DIY : Lessons from My First PC Build – oliver hu – Medium
What I learnt from building my first PC.
I’ve wanted to build my own PC for a long time but never got a chance. After a drastic drop of SSD/RAM/CPU price recently, I built my first PC last month in October.
The reference I used is https://newbcomputerbuild.com/2018-pc-build/october-2018-gaming-pc-builds-of-the-month-1500-1000-700/ cause it is much easier to follow. The only difference is I switched to a pair of G.Skill RGB memory 8GB memory to make it more colorful 😀
The monitor I bought is Alienware 3418W, which is operating at 100Hz and can be overclocked to 120Hz.
The primary goal for this PC is to play most games at 2K 120Hz.
A couple lessions learnt:
0. A ultra wide monitor definitely worths it for gaming & working
The price for a 34 inch monitor has dropped significantly, if you don’t need a GSync monitor, you can easily get a decent 34″ 60Hz monitor ~$500. If you target this at gaming as well, IMHO, if worths the price to spend another $500 to get the 120Hz + GSync.
- Ryzen 2700X is not the best CPU for playing games.
Most games are kind of single threaded.. so you don’t need a powerful multiple core Ryzen 2700x CPU. Also, if I turned on Game mode (disable 4 CPU cores), Starcraft II will hang for 5 minutes at the onboarding page before becoming responsive. Monster Hunter: World also crashes sometimes when I switch to Game mode for Ryzen 2700X. Everything is stable in Creator mode (normal mode) tho. What I heard from most folks is that a Intel Core i5–8K is actually better, esp when i7–8700 has dropped to roughly $300 as well, you should consider an Intel CPU for gaming.
2. Most likely, you don’t a liquid cooler.
GPU is the bottleneck for most games, you normally don’t need to overclock your CPU, you might want to overclock your GPU a bit, but the liquid cooler is for CPU.
3. You need 1TB SSD and it is cheap.
Nowadays it easily costs 40GB for a single game. If you don’t want to do house keeping for your games, just buy a 1TB SSD. The price is surprisingly low now. $110 is enough for a 1TB SSD.
4. You don’t need a Platinum Power Supply if you only play a couple hours of game per week.
This is the most regretful thing.. I didn’t understand what Platinum/Gold/Bronze mean for a Power Supply, I thought that was for the durability of the PS, however, it is for the efficiency of the power supply. If you don’t play games everyday for hours, a Gold PS is far enough. The price is a Gold rating PS is ~$60 while for Platinum it doubles the price at $120+.

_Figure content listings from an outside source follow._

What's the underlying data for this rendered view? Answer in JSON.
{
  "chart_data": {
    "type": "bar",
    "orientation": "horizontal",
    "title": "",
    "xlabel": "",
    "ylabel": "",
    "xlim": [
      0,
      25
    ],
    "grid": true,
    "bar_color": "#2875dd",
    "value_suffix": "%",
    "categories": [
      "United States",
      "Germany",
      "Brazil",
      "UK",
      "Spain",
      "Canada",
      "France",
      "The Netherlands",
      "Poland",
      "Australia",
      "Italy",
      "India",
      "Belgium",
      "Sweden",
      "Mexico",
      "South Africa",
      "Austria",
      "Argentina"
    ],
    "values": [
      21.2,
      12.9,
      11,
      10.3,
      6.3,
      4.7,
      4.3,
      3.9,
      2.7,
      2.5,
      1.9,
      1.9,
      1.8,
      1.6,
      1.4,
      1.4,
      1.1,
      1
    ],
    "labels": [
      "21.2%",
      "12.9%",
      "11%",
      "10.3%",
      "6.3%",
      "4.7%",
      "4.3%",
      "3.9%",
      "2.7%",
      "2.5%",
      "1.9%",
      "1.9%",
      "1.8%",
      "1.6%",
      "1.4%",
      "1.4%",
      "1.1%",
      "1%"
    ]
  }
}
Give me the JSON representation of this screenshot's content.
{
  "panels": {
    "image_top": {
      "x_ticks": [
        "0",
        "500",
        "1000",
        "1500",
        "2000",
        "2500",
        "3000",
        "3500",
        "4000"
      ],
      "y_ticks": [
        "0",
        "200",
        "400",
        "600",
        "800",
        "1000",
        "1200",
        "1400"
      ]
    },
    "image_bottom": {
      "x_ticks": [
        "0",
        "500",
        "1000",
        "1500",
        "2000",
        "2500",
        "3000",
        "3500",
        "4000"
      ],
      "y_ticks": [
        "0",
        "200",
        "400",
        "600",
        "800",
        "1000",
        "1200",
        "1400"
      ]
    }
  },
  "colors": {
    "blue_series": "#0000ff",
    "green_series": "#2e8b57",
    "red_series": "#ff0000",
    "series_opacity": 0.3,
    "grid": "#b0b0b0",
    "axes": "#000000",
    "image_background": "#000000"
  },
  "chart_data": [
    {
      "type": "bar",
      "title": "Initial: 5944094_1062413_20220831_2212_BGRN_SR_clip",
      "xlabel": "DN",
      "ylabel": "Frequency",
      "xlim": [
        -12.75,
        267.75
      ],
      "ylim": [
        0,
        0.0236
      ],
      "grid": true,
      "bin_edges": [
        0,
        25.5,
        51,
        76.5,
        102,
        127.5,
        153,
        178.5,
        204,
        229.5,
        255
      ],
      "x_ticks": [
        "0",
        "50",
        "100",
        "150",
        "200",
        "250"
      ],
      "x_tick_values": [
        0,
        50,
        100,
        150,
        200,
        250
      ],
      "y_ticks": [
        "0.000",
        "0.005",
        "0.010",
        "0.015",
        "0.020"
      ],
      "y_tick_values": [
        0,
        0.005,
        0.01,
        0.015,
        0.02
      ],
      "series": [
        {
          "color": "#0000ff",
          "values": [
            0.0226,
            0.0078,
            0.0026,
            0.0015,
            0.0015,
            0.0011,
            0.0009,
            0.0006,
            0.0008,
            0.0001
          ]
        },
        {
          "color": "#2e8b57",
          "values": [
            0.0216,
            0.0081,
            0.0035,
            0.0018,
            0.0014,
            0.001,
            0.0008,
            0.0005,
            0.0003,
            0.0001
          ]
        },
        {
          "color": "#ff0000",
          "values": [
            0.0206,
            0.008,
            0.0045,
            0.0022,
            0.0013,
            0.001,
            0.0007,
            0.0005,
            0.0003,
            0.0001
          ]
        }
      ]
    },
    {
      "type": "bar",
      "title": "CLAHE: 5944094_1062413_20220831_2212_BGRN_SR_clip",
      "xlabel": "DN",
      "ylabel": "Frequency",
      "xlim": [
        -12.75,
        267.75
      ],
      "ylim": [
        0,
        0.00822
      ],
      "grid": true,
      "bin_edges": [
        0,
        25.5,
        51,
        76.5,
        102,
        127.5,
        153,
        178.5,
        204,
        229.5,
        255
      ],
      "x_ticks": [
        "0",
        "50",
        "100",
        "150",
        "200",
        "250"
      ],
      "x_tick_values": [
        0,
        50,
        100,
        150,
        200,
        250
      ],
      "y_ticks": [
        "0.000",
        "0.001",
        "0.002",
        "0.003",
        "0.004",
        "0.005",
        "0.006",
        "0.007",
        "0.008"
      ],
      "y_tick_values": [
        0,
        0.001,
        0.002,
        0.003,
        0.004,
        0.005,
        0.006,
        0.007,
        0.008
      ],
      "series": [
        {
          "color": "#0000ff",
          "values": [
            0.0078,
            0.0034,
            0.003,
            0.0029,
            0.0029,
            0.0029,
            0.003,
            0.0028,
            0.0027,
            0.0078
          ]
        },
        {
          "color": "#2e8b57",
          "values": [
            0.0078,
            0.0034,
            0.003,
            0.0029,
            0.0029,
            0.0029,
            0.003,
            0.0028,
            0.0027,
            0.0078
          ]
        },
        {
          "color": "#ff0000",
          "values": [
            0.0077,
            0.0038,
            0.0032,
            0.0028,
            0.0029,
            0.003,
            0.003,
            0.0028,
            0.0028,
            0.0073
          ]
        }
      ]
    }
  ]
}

5. It always worths the money to spend $150 to get a GTX 1080 Ti rather than getting a 1080.
As mentioned in #2, GPU is most likely the bottleneck, people even demoed to play games at 4K using i7–3 series with 1080 Ti and CPU is rarely a bottleneck. Considering 1080Ti is ~$600 comparing, it is $300 cheaper than 2080 with more CUDA cores, I’d recommend 1080 Ti.
6. You’d love a RGB configuration.
A colorful box is fascinating, you’d love that!
That’s it! I’m not planning to give a tutorial on how to DIY your own box since I really don’t want to disassemble my box and reassemble it again. It is actually fairly challenging to build your PC the first time. It took me roughly 4 hours to build it (1 hour was spent to understand how to open the brand new Corsair Carbide SPEC-06 RGB Game Case). The advice is to always refer to Youtube for guidance!